Захар Петров - Муос
Что случилось с партизаном, поджегшим свою родную станцию, так и осталось загадкой: то ли он помешался, то ли это было сознательное предательство. Не хотелось верить ни в то, ни в другое — семья поджигателя тоже погибла в огне.
Сейчас станция выглядела мрачной и заброшенной. Стены и потолок были черными от копоти, там и сям виднелись обгоревшие остовы палаток и построек… Только левый перрон казался более или менее жилым. Тут стояли убогие хижины, а те, кому «квартир» не досталось, располагались прямо на полу.
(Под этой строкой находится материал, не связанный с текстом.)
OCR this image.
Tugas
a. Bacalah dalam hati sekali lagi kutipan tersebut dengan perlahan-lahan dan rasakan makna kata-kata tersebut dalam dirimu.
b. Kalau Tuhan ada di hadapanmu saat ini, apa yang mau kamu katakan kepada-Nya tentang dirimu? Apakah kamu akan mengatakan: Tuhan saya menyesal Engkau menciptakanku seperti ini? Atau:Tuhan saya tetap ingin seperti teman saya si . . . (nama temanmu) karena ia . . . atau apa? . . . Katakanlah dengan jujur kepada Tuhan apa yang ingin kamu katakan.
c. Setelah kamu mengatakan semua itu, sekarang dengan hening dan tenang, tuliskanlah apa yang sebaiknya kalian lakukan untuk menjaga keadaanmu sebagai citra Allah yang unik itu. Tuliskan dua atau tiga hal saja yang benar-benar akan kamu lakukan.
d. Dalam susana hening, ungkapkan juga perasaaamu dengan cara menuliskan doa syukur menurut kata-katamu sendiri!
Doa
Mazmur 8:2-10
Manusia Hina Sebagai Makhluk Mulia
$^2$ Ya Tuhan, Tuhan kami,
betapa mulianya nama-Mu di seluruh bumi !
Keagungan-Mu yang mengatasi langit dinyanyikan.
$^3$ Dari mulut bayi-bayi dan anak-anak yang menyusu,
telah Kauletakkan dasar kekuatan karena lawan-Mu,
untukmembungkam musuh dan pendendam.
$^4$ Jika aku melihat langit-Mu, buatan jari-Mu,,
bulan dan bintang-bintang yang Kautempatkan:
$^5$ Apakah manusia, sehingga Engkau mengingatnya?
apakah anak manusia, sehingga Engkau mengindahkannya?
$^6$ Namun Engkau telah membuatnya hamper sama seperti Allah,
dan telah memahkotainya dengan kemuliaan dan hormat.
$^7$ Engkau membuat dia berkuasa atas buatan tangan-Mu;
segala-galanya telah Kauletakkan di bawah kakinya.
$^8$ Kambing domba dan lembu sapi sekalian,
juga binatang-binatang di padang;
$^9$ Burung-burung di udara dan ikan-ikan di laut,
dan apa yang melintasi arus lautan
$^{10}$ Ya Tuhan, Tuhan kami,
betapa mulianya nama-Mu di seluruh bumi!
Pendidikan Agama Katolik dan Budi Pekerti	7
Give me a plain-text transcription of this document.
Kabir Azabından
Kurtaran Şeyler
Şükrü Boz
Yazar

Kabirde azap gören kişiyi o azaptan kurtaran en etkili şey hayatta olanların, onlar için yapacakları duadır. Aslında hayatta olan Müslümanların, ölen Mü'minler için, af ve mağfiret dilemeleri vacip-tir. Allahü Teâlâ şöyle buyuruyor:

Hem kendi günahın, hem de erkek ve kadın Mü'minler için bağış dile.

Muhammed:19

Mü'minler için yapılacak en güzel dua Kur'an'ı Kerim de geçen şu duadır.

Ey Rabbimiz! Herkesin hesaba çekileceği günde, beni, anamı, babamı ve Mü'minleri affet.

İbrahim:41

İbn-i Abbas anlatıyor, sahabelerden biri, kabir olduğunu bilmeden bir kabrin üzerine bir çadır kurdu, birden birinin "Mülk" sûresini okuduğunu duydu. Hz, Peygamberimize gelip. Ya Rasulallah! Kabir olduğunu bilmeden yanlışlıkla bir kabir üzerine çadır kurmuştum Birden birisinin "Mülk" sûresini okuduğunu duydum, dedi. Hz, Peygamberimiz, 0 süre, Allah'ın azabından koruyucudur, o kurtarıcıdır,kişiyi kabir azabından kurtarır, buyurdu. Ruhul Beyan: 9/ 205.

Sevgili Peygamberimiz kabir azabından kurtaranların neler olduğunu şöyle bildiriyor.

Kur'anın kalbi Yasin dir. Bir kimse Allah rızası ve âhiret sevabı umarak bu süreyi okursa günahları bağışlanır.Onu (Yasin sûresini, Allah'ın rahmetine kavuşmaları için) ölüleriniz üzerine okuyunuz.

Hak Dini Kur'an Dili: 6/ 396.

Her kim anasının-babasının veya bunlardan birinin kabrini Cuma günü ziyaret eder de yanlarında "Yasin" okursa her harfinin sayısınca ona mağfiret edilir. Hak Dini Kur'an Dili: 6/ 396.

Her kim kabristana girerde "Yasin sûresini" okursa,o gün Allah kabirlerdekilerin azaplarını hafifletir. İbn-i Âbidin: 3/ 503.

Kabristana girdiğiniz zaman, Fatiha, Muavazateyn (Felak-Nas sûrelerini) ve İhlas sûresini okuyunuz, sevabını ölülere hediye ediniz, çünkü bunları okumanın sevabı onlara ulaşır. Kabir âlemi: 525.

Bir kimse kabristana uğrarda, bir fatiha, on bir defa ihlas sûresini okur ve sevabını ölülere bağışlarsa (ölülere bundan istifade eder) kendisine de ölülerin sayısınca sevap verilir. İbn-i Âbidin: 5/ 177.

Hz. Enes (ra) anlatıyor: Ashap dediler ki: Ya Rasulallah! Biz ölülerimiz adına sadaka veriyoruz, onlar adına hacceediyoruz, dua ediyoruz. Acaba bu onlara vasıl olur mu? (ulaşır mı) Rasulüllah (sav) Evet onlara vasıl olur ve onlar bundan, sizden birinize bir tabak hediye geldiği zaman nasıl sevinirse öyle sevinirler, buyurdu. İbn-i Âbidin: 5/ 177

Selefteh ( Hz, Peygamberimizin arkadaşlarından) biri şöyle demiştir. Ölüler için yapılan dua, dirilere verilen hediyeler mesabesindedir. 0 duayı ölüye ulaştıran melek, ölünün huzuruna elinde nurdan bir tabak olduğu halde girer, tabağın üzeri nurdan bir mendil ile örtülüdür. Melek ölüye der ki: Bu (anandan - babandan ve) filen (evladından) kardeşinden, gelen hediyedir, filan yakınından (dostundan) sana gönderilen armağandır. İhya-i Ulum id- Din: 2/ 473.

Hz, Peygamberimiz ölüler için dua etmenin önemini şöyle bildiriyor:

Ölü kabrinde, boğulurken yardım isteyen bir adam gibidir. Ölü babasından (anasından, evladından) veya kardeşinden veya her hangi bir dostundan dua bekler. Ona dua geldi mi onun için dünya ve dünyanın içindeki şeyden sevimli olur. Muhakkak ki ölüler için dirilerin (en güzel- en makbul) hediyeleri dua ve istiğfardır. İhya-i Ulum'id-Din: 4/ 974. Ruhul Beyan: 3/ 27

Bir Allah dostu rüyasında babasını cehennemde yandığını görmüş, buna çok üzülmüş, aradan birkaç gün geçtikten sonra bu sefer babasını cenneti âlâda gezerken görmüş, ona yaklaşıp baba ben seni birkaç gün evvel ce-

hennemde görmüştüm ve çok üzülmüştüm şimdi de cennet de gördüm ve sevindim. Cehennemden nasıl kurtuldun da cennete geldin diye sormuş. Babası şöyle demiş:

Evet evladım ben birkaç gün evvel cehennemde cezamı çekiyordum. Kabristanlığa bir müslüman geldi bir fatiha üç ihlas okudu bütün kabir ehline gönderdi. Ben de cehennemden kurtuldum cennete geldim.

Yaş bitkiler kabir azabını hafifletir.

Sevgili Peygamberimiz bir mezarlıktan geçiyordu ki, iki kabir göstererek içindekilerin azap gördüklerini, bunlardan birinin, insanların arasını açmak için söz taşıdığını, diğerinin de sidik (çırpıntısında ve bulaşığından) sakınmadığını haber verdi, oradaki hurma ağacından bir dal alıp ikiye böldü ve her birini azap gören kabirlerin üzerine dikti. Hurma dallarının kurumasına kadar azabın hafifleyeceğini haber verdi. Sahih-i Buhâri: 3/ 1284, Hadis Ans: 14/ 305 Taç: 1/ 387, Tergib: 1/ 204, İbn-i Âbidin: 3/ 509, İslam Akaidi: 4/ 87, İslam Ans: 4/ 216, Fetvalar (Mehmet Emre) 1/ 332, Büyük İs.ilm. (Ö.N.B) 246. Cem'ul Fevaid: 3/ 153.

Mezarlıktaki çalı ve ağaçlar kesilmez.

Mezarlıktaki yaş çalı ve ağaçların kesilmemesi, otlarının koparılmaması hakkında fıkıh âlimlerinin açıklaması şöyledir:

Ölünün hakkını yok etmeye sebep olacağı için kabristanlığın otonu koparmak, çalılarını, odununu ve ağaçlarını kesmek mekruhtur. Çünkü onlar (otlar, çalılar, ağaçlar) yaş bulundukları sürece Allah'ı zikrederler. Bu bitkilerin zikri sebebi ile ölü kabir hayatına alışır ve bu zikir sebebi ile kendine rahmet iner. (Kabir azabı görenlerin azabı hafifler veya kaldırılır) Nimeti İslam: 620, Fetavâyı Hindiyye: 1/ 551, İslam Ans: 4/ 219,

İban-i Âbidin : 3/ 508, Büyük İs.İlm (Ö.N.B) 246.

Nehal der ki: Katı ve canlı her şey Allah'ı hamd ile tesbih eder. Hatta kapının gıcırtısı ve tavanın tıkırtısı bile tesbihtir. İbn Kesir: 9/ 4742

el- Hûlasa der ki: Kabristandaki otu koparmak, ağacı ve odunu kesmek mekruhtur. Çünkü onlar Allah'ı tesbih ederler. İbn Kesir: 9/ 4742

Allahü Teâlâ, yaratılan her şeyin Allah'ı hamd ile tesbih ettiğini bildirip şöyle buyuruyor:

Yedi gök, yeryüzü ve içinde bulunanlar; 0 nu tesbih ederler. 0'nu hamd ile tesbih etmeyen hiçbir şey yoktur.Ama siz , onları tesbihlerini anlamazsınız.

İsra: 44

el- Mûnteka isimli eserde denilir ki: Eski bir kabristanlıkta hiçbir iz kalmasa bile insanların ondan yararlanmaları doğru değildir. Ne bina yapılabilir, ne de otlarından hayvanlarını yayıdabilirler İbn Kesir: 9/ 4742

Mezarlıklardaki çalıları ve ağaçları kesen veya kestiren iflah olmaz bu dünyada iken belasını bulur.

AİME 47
Завидев приближающийся обоз, первомайцы стали подходить к путям. Они были все как один худы, со впалыми щеками, одеты в лохмотья, но у каждого на правом рукаве виднелась яркая нашивка с большой красной единицей. На закопченной стене бросалась в глаза надпись «ПЕРШАМАЙСКАЯ», которую явно регулярно подкрашивали. Это алое слово на черной стене выглядело как вызов наступающей на станцию тьме.
Местные жители испытывали какую-то отчаянную гордость за свою станцию и любили при случае заявить: «Первомайцы не отступают». Отвечать за этот пафосный лозунг им приходилось часто, так как Первомайская являлась форпостом Партизанской конфедерации и была вынуждена первой отражать нападение всевозможных врагов: змеев, диггеров, ленточников, американцев, да мало ли кого еще. Первомайцы твердо верили в свое особое назначение и представляли себя кем-то вроде казаков или самураев. Гордость за то, что они родились и живут на Первомайской, заставляла их наряду с православными традициями воспитывать в детях готовность в любой момент умереть за родную станцию.
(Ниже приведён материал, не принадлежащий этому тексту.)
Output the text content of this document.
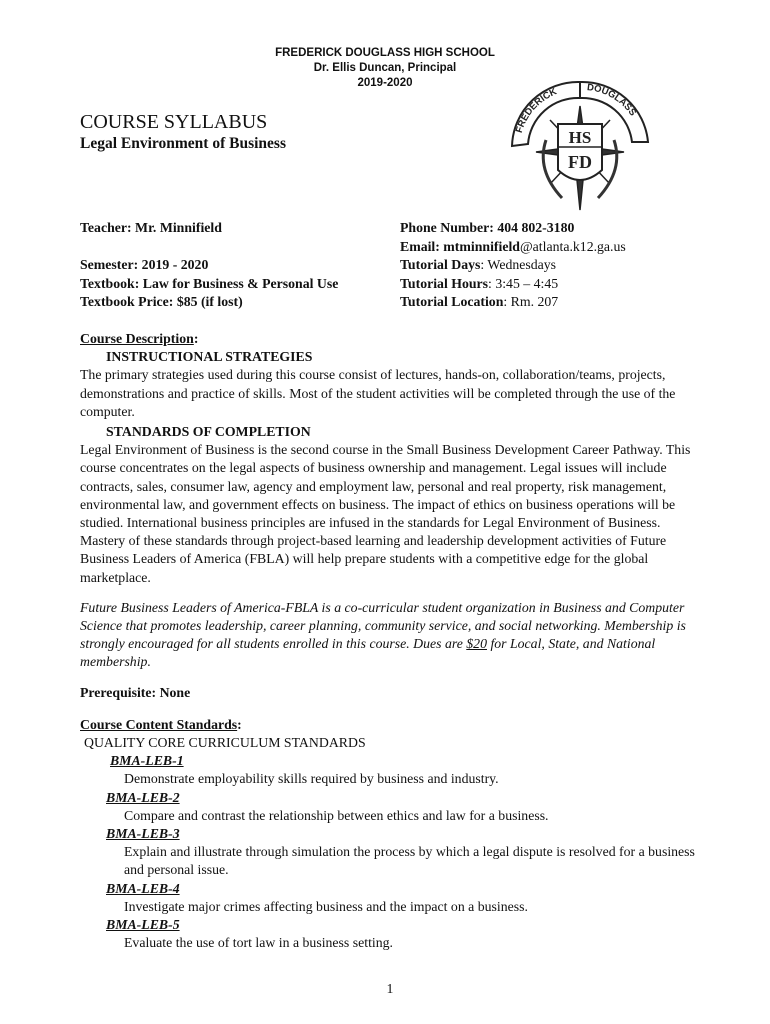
FREDERICK DOUGLASS HIGH SCHOOL
Dr. Ellis Duncan, Principal
2019-2020
FREDERICK	DOUGLASS
HS
FD
COURSE SYLLABUS
Legal Environment of Business
Teacher: Mr. Minnifield
Semester: 2019 - 2020
Textbook: Law for Business & Personal Use
Textbook Price: $85 (if lost)
Phone Number: 404 802-3180
Email: mtminnifield@atlanta.k12.ga.us
Tutorial Days: Wednesdays
Tutorial Hours: 3:45 – 4:45
Tutorial Location: Rm. 207
Course Description:
INSTRUCTIONAL STRATEGIES

The primary strategies used during this course consist of lectures, hands-on, collaboration/teams, projects, demonstrations and practice of skills. Most of the student activities will be completed through the use of the computer.

STANDARDS OF COMPLETION

Legal Environment of Business is the second course in the Small Business Development Career Pathway. This course concentrates on the legal aspects of business ownership and management. Legal issues will include contracts, sales, consumer law, agency and employment law, personal and real property, risk management, environmental law, and government effects on business. The impact of ethics on business operations will be studied. International business principles are infused in the standards for Legal Environment of Business. Mastery of these standards through project-based learning and leadership development activities of Future Business Leaders of America (FBLA) will help prepare students with a competitive edge for the global marketplace.

Future Business Leaders of America-FBLA is a co-curricular student organization in Business and Computer Science that promotes leadership, career planning, community service, and social networking. Membership is strongly encouraged for all students enrolled in this course. Dues are $20 for Local, State, and National membership.

Prerequisite: None
Course Content Standards:
QUALITY CORE CURRICULUM STANDARDS
BMA-LEB-1
Demonstrate employability skills required by business and industry.
BMA-LEB-2
Compare and contrast the relationship between ethics and law for a business.
BMA-LEB-3
Explain and illustrate through simulation the process by which a legal dispute is resolved for a business and personal issue.
BMA-LEB-4
Investigate major crimes affecting business and the impact on a business.
BMA-LEB-5
Evaluate the use of tort law in a business setting.
1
Пожар полностью уничтожил хозяйство нижнего лагеря. Чтобы оборонять станцию от врагов, первомайцы отозвали людей из верхнего лагеря и замуровали входы на верхние территории. Было объявлено, что станция переходит на военное положение, а те, кто остался тут жить, объединяются в военную коммуну. С продовольствием у них дело обстояло плохо: существовали за счет незначительных поборов с обозов, шедших транзитом в другие части метро и обратно, да гуманитарной помощи станций, заинтересованных в сохранении этого живого щита. Тракторный Завод и Пролетарская понимали, что их ждет, если сдастся Первомайская. Однако много они выделить не могли, поэтому их помощь разве что удерживала первомайцев на грани голода. В последнее время партизаны были вынуждены употреблять в пищу мясо змеев, которых им иногда удавалось убить в туннеле. В многотонной туше убитого червя была лишь сотня-другая килограммов вонючего, но пригодного к употреблению мяса. Однако иной раз и это было спасением.
Военнообязанными здесь считались все дееспособные: мужчины, женщины и дети с одиннадцати лет. Оружием, как почти везде в Муосе, служили арбалеты и короткие мечи. Увидев приближающийся обоз, жители приветствовали его, опустив лезвия мечей к полу. Очевидно, это было жестом миролюбия и гостеприимства.
Вперед вышла женщина, как оказалось, командир местного отряда партизан. Ее нельзя было назвать красивой, но гордая осанка и черные блестящие глаза притягивали к себе взгляды мужчин. Голова женщины была обрита наголо, а под левой скулой виднелся шрам. Как и все здесь, она была худа, но в ее походке, жестах и голосе чувствовались энергия и уверенность.
— Мы рады приветствовать наших братьев и сестер-партизан. Храни вас Бог на вашем пути.
— Да ладно тебе, Анка, что ты в самом деле так торжественно? Каждый раз одно и то же! — дружелюбно прощебетала Купчиха, подымаясь на платформу. Лицо Анки смягчилось:
— Привет, Купчиха! Давно не виделись, что-то вы редко заходить стали.